Back from three days in Wiesbaden, a charming German spa town lacking only air conditioning. Even in this bourgeois and somewhat genteel place World Cup fever was in the air. And Big Sam was in the area, discussing tactics with Phil Gartside and other Bolton backroom staff outside a restaurant on Goldgasse on Monday night. Mr. Allardyce was kind enough to have his photo taken with my mate Murray and a couple of other eagle-eyed Premiership followers. And if he was rather more interested in a nice glass of red wine than the borefest that was Ukraine vs. Switzerland, well who can blame him?
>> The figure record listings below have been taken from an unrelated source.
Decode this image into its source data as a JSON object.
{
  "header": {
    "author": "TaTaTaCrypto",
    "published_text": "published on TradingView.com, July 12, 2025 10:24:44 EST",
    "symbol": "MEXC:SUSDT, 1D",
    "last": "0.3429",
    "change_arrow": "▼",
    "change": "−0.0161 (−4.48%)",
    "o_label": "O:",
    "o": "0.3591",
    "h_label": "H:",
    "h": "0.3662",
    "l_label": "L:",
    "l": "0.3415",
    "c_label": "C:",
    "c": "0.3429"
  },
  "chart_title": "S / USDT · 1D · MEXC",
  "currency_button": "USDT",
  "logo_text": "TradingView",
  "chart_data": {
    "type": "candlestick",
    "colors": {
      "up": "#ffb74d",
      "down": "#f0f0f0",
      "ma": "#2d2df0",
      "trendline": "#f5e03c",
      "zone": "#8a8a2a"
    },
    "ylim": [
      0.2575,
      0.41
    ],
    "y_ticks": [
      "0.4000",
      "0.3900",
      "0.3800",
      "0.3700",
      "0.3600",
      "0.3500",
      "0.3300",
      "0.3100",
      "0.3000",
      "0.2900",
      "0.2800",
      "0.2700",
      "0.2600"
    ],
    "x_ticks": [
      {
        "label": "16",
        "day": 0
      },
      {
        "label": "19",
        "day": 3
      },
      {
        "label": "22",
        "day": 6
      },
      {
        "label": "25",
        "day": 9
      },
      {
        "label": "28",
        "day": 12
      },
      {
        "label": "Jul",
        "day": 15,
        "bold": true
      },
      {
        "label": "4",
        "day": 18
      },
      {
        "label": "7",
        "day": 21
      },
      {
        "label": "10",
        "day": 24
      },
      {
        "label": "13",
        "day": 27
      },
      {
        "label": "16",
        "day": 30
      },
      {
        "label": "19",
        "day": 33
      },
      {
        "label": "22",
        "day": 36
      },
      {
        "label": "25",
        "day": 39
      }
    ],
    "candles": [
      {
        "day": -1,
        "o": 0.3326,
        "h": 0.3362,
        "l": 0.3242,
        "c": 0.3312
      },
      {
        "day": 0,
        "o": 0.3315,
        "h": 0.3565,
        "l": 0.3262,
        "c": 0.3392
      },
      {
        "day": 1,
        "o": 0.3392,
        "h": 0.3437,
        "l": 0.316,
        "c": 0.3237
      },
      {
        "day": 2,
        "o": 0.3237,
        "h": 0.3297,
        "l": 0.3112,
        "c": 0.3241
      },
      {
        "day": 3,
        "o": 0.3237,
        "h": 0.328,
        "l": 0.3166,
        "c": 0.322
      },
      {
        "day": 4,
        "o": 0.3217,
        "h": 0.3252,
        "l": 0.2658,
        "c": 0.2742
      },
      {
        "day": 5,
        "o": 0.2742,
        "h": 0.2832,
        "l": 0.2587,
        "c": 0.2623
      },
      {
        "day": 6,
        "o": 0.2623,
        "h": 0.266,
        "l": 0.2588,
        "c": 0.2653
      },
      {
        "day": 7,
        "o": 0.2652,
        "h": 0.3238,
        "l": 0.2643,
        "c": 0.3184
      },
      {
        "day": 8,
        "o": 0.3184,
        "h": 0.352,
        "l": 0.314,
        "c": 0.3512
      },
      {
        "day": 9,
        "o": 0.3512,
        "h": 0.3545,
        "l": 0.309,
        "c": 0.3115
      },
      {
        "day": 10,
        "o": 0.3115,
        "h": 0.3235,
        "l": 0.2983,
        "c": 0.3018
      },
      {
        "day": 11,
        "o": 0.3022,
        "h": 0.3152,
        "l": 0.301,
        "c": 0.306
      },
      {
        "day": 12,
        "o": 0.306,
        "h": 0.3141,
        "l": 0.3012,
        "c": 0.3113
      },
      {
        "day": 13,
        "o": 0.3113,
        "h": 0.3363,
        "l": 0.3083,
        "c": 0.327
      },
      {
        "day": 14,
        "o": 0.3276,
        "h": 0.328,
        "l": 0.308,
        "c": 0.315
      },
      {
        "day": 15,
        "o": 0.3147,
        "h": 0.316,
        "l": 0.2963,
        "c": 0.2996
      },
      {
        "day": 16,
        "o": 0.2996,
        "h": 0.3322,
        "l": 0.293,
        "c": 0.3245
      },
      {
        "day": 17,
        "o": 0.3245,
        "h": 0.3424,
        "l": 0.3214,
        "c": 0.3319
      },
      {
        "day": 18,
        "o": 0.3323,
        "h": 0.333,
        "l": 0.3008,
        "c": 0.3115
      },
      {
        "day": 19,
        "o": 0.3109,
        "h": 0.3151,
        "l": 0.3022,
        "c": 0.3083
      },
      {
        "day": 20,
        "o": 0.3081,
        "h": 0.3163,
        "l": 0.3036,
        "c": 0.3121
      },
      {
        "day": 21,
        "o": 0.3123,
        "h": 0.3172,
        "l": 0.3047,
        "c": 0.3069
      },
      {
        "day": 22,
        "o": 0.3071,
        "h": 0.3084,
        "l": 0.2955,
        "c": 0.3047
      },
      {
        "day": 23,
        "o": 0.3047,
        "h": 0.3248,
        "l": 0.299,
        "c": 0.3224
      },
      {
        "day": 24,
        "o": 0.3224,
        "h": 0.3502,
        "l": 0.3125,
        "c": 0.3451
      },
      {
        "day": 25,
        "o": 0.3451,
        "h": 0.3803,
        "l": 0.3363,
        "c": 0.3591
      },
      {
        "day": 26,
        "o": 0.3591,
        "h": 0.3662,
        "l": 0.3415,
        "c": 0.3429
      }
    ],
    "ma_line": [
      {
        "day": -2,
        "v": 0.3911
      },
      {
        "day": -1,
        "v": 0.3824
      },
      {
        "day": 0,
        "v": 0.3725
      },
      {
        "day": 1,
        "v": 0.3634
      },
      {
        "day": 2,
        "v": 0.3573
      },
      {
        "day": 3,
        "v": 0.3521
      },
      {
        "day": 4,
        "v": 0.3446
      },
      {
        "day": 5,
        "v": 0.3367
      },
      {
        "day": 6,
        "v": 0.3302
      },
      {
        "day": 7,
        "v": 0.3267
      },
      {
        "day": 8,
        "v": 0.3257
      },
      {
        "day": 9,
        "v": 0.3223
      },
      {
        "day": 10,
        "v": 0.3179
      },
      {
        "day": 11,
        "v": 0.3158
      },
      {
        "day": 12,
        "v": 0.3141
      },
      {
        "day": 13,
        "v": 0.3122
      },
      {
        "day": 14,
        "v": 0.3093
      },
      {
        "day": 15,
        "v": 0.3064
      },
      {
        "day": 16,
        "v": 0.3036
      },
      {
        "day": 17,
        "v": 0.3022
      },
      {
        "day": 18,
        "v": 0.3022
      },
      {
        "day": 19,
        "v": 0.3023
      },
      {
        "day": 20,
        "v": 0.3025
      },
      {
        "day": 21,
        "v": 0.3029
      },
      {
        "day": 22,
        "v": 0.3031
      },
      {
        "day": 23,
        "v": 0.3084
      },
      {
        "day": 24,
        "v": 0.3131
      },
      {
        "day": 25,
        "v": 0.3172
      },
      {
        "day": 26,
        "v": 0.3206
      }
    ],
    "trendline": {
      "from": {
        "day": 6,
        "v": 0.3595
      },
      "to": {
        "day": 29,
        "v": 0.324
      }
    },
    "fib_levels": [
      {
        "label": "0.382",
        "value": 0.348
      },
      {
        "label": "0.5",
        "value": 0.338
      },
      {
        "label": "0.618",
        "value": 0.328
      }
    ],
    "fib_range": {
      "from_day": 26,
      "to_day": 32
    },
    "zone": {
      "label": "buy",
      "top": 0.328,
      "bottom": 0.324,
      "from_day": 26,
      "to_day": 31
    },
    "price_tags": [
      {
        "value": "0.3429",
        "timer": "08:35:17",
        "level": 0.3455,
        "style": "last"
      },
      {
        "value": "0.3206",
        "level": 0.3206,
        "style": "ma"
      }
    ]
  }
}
On a recent trip to Luxembourg for an international one-act play competition, the peace of the charming town of Ettelbruck was routinely and alternately shattered either by a) packs of weekend bikers (lawyers, doctors, etc) roaring up and down the main street on their Harleys, or b) farmers racing from field to field in large tractors, harvesters and other pieces of farm machinery in a desperate attempt to get as much work done as possible on the first sunny day for weeks. Luxembourg, is a rather strange and gnomic place at the best of times, appropriately known only for its banking industry and EU bureaucrats, so the surreal experience of watching bike after bike, tractor after tractor tear past our al fresco dining table was both utterly surreal and yet totally in keeping with the spirit of the place.
In its infinite wisdom Fifa has decided once again to use football's showpiece event as a test ground for rule changes and a new match ball with an unpredictable flightpath. No doubt the same kind of chaos that we saw in the early rounds of USA '94 awaits in Germany over the next few weeks.